No quise pensar. Si pensaba más me volvería loca. Sin embargo, a medida que me tranquilizaba y recuperaba el control, más me iba convenciendo de que lo que la vidente había dicho sobre mi hija era verdad. Algo me estaba sucediendo desde mi embarazo. Tenía una sensibilidad diferente. Podía oír y ver cosas que antes no existían para mí. Los espíritus, por ejemplo. Arna no había sido la única. Poco a poco los fantasmas invisibles se manifestaban silenciosos a mi alrededor. Y la voz de los animales era cada vez más nítida y comprensible, cada vez más clara. ¿Debía hacer caso a los auspicios? ¿Debía regresar con el clan y obedecer a mi madre? ¿Estaba cometiendo una imprudencia? Si así fuera, ya la había cometido al enamorarme de Gunnar y cruzarme en el destino de Meritxell.
Como decía Deméter cuando de niña me lamentaba por haber suspendido un examen o haberme roto los pantalones, a lo hecho pecho. Y así actué. Confié en mi instinto y continué mi camino.
Marchamos de madrugada, antes de que el tiempo se estropease definitivamente. Yo creía que nos iríamos en soledad, pero los niños vinieron a congregarse a la puerta de la escuela y, antes de agitar sus manitas y convertirse en pequeñas manchas en lontananza, nos ofrecieron pescado para los perros y unas maravillosas manoplas para mí.
Me despedí con pena y viajé en silencio digiriendo las revelaciones de la vidente y mi condición de madre de la elegida.
Gunnar azuzaba a los perros con energía y a veces me miraba de hurtadillas de una forma que yo no sabía interpretar. ¿Estaba preocupado por mí? ¿Sentía algún recelo? ¿Intuía que yo era especial? A pesar de todo no preguntó. Los dos respetábamos tácitamente nuestra intimidad y ése era uno de los rasgos que más agradecía de él.
Durante todo ese día y los siguientes nos fuimos cruzando con los cazadores que regresaban de sus cacerías para pasar el duro invierno en sus poblados. Nos miraban extrañados y algunos se detenían para advertirnos de que íbamos en la dirección equivocada. Nosotros les respondíamos que nos dirigíamos, esa vez sí, al fin del mundo. Y todos teníamos razón.
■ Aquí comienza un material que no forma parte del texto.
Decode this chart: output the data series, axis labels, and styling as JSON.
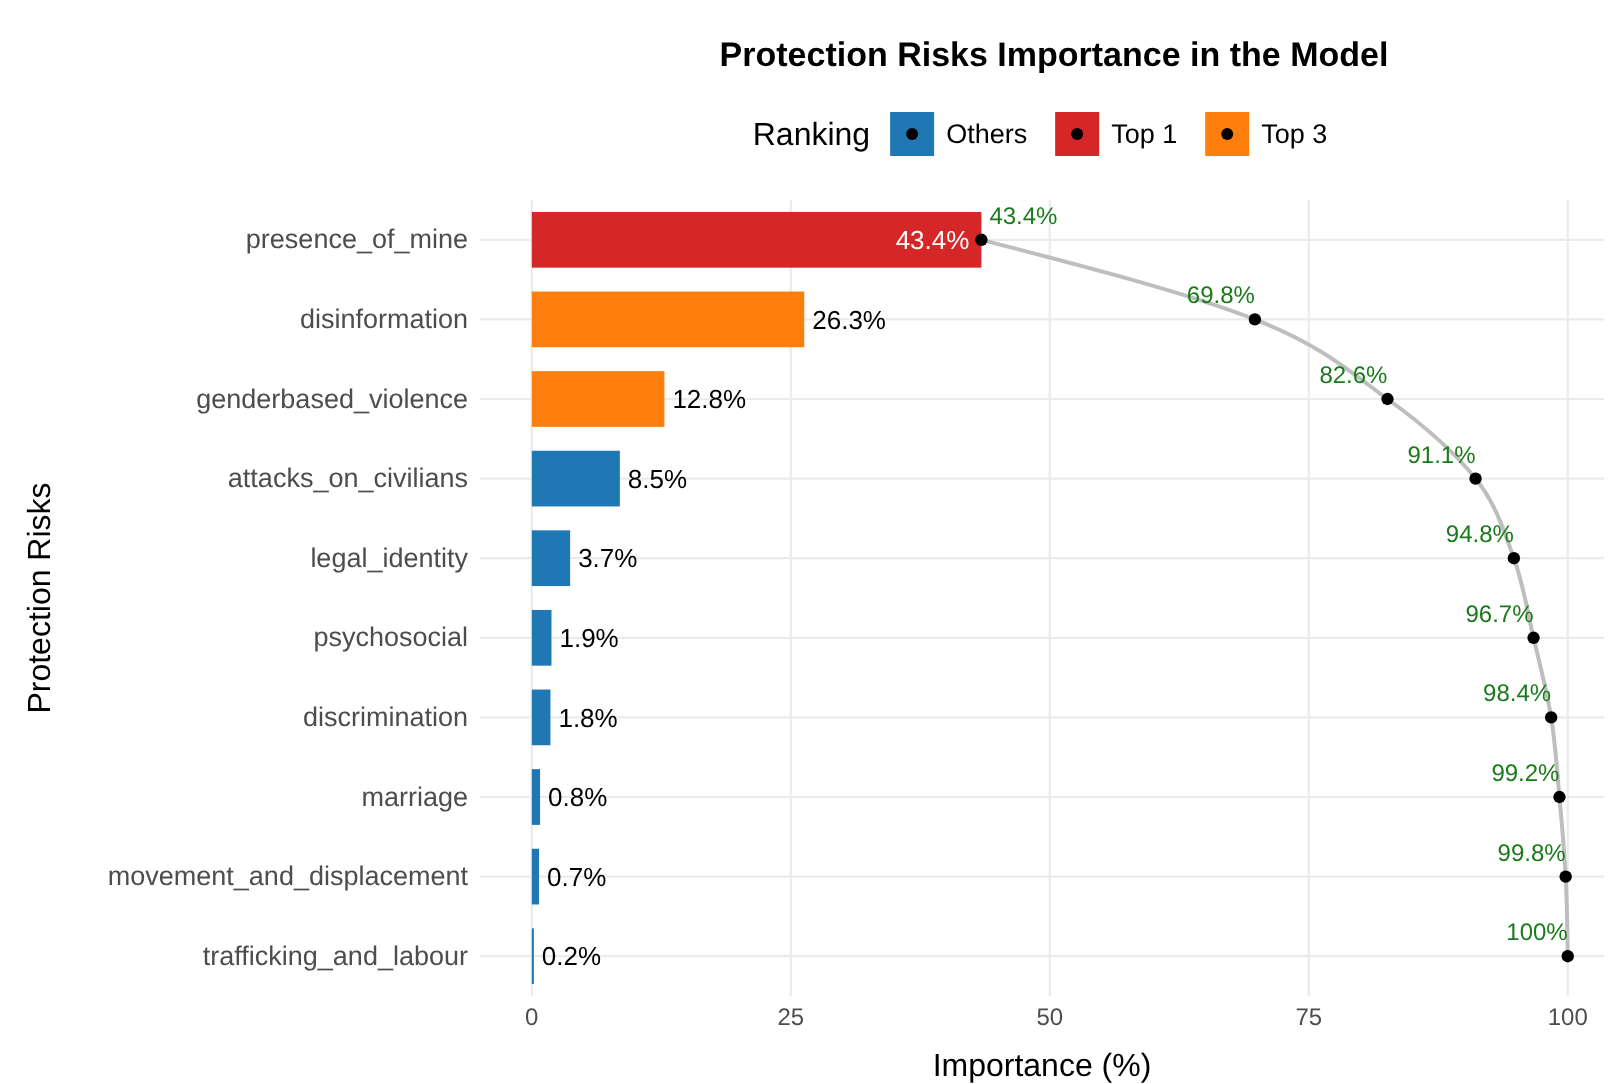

Cumplí dieciocho años sobre un trineo. Fue en otoño, mientras la ventisca me obligaba a cubrirme la cara y el frío iba calando mis estupendas manoplas hasta adormecerme los dedos de las manos. Pero no me importaba. Era muy joven y estaba ansiosa por llegar a un lugar remoto donde sólo estuviésemos Gunnar, yo y nuestra pequeña. Gunnar velaría por ella, nada malo nos podría suceder en la soledad de las llanuras blancas. Y esa noche, lo recuerdo muy bien, Gunnar me había reservado una sorpresa maravillosa. Me regaló unos pendientes de rubíes, rojos como fresas salvajes, rojos como la sangre, brillantes y luminosos. Los había retirado del tesoro y no sabía que yo, enamorada de su color, ya me los había probado. Eran las primeras joyas que alguien me regalaba. Luego me hizo apagar unas velas insistiendo en que formulase mi deseo. Y lo hice. Deseé liberarme definitivamente de mi infancia. Y por fin, me tomó de la mano y me vendó los ojos.